I am working with a really large array of size (>10 Million x 2) that is in the following format
a = [[1, 1.3],
[5, 56.3],
[6, 6.4],
[12, 18],
.
.
.]
type(a) = numpy.ndarray
Basically, column 1 is the index and column 2 is the associated value.
Now, I would like to group this array based on a list of index I provide.
The groups are just a simple list/array of indices:
g1 = [6,1,...]
g2 = [12,5,...]
Notice the indices within groups are not in the same order as the indices in my giant array. I could also have more than 2 groups.
Eventually, my goal is to sum up the values of the index in the provided group. But, right now, I am just trying to group this without aging a few years while my code runs.
Result for intermediate step should be
a1 = [[6, 6.4],
[1, 1.3]]
a2 = [[12, 18],
[5, 56.3]]
Finally the easy part, summing up the values (col 2) for all the indices in the group a1_sum = 7.7
and a2_sum = 74.3
.
I am reading a
from an HDF5 file. From my previous experiences --which is not a whole lot --working from HDF5 directly is slower so I just copy the entire array and work with it.
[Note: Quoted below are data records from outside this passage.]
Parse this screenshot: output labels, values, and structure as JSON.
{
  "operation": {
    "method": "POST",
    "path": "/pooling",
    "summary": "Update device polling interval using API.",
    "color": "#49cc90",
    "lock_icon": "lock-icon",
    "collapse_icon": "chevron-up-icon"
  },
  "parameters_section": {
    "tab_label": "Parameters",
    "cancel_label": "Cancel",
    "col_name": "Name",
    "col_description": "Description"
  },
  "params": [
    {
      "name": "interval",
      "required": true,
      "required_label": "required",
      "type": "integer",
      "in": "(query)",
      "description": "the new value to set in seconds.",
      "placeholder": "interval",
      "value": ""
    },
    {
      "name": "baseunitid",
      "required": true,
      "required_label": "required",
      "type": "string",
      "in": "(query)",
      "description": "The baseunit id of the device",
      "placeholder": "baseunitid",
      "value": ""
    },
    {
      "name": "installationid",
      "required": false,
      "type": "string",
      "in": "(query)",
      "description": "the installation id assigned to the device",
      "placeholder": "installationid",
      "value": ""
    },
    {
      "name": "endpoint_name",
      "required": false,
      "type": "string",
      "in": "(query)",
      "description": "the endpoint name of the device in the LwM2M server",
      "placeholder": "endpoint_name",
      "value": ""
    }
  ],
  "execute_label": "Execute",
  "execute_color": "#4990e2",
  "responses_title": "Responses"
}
This approach was perfectly fine when my data was smaller, ~500k rows. With this large array, making a copy takes 10 s. I am okay with it but then trying to do what I explained above is just painfully slow.
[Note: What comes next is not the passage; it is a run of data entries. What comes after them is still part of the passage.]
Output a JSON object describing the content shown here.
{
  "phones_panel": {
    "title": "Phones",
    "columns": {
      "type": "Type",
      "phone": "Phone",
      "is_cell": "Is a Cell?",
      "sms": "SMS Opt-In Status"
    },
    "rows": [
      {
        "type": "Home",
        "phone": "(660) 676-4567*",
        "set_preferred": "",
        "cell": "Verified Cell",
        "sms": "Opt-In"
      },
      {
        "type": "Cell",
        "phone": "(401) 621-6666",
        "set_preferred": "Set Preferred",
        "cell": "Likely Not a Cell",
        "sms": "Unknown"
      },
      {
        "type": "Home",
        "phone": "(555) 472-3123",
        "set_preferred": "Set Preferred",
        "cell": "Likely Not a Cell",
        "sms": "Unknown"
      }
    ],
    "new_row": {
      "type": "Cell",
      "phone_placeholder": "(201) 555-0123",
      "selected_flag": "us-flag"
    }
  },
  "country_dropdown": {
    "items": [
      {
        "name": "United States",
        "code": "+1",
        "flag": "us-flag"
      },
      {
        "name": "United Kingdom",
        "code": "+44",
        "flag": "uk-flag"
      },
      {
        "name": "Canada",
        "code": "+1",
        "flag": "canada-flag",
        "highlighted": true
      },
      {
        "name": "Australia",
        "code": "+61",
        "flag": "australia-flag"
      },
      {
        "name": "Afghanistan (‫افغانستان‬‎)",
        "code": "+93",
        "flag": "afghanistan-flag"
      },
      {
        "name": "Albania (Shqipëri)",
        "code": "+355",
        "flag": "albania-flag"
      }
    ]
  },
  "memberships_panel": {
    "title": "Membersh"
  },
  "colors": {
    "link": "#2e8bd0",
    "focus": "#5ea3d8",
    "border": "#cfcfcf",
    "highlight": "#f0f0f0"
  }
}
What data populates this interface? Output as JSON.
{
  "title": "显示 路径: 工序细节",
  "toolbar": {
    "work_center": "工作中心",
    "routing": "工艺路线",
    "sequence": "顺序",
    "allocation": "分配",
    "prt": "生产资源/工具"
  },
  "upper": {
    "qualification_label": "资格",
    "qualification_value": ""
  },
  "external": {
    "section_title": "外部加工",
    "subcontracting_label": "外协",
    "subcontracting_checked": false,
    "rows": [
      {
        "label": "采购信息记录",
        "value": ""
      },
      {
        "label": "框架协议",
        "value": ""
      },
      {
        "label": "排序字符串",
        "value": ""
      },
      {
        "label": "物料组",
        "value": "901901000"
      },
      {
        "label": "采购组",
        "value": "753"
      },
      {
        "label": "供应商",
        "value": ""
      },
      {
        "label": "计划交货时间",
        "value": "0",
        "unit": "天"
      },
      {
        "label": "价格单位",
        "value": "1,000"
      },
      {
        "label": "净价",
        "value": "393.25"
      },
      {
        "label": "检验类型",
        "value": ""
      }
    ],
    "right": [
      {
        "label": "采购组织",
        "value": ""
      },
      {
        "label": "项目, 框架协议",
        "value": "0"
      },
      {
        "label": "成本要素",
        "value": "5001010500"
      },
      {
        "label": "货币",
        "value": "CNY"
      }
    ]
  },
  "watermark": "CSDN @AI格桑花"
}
As you would expect, for loop-ing >10 million rows of the array will take whatever time I have left in this planet. And for-loop is the only way I can think of accomplishing this. I would have to loop through each entry in col_1 of a
and compare it all lists to find out in which list the index exists and then group. I'm having really hard time to coming up with ways I vectorize my solution approach since vectorizing in Numpy is much faster than looping.
The end result is the sum value. So perhaps there is way to achieve that without grouping?
I would appreciate any help you can provide. Thank you!